Ny’s testimony in November took a rare turn when he addressed Samphan about the fate of his uncle, Chau Sao, a prominent Khmer Krom banker and official during the 1960s and ’70s.

Ny said Samphan, who became president of the state presidium under the Khmer Rouge, “knew my uncle very well”.

“Where did he die? This is what I want to know,” Ny, a 60-year-old from Takeo province, asked. “If I know where he died, I can find his skeletal remains, so that I can carry out a religious ceremony for his soul.”

The hearing ended soon afterwards, but Samphan’s defence team recalled Ny to ask him more questions.

“They feel that this came up when they had not expected it, and they requested a recall, to cross-examine him with respect to Chau Sao,” said Vinita Ramani, co-founder of Access to Justice Asia and part of the legal team representing Ny. Ramani added that Ny’s actions set something of a precedent among civil parties.

“People realise, oh my god, there’s an opportunity to do something like this.”

Khmer Krom is a term applied to ethnic Cambodians with geographical ties to southern Vietnam. After the Khmer Rouge took power in 1975, and as relations with Vietnam deteriorated, Cambodians identified as Khmer Krom were hunted down and killed.

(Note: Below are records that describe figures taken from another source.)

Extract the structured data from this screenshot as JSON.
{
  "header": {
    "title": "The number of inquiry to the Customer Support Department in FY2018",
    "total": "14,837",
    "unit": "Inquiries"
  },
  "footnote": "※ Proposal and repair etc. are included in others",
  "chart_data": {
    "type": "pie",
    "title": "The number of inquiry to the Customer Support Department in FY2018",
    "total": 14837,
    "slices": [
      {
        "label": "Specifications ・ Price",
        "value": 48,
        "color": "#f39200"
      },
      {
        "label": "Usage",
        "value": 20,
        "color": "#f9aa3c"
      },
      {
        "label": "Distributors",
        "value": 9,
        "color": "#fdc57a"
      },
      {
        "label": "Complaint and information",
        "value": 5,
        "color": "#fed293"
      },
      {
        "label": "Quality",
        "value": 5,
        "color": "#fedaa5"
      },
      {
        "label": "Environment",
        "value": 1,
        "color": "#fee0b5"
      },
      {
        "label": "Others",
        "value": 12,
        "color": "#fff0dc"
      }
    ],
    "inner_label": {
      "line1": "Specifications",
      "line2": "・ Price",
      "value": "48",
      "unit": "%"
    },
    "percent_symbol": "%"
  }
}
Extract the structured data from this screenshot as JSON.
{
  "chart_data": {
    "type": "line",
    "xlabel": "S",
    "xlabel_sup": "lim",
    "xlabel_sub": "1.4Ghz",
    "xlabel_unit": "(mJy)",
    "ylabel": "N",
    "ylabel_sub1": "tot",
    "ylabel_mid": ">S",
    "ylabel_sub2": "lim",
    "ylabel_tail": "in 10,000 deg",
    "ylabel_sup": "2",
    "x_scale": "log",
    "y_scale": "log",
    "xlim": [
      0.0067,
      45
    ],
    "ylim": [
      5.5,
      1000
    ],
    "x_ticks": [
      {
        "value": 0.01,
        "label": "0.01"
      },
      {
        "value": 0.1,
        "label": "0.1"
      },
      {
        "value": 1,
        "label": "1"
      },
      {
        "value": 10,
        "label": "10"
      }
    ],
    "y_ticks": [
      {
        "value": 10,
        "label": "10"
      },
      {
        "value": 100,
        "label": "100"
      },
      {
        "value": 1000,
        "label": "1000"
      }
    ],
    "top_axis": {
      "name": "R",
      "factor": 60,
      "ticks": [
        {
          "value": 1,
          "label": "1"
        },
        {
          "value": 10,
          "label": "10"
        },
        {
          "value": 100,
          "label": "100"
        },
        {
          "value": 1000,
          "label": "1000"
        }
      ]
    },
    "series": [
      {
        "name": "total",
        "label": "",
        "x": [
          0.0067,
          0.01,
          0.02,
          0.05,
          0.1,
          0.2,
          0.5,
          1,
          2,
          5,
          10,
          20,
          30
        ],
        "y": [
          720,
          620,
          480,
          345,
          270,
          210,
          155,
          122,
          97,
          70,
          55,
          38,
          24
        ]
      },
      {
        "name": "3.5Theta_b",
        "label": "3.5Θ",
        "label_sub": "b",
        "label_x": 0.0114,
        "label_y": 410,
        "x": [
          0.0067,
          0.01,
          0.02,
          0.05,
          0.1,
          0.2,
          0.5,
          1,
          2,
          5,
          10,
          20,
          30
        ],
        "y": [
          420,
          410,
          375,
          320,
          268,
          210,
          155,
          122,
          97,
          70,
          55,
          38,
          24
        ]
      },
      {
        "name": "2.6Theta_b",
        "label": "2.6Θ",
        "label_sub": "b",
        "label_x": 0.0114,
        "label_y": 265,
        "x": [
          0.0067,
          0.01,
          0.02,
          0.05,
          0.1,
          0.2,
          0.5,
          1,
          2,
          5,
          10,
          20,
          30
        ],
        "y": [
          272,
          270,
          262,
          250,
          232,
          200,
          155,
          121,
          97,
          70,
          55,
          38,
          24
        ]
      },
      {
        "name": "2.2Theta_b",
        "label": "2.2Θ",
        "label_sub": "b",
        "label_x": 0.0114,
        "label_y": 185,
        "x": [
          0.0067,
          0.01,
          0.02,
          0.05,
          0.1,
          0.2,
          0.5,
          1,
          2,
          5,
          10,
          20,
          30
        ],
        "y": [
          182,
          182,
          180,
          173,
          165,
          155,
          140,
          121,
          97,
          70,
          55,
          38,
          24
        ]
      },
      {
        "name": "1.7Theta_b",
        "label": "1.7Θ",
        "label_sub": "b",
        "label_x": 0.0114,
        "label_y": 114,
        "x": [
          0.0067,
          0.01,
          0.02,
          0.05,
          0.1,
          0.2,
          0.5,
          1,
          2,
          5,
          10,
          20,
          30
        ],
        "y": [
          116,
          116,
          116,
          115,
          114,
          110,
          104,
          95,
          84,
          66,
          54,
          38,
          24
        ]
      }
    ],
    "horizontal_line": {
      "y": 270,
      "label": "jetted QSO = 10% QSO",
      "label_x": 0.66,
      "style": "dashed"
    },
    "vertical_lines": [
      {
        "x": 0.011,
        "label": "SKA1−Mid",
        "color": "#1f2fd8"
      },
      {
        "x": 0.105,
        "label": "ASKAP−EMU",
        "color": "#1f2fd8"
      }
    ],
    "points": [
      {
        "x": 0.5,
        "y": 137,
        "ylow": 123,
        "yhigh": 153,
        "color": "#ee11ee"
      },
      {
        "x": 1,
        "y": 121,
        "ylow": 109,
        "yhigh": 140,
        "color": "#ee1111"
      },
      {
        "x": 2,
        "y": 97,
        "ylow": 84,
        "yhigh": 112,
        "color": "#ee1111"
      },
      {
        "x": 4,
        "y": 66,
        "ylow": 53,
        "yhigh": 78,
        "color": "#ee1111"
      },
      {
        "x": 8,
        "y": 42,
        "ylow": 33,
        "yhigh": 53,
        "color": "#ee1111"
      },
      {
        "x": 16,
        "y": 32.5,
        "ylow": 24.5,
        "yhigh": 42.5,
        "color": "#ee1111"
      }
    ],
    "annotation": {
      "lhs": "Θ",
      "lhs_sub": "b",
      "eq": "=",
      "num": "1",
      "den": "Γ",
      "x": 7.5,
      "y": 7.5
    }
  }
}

Ny survived by concealing his background, going so far as to speak in a hard-to-trace accent to avoid being discovered. He lost his nephews and brother through starvation, he told the court. During his concluding “statement of suffering”, he unexpectedly switched courses to ask Samphan about his uncle.

After a brief back and forth between Samphan and Trial Chamber President Nil Nonn, in which Samphan appeared on the cusp of responding, he said he would answer all questions once the hearings on evidence in the case came to an end.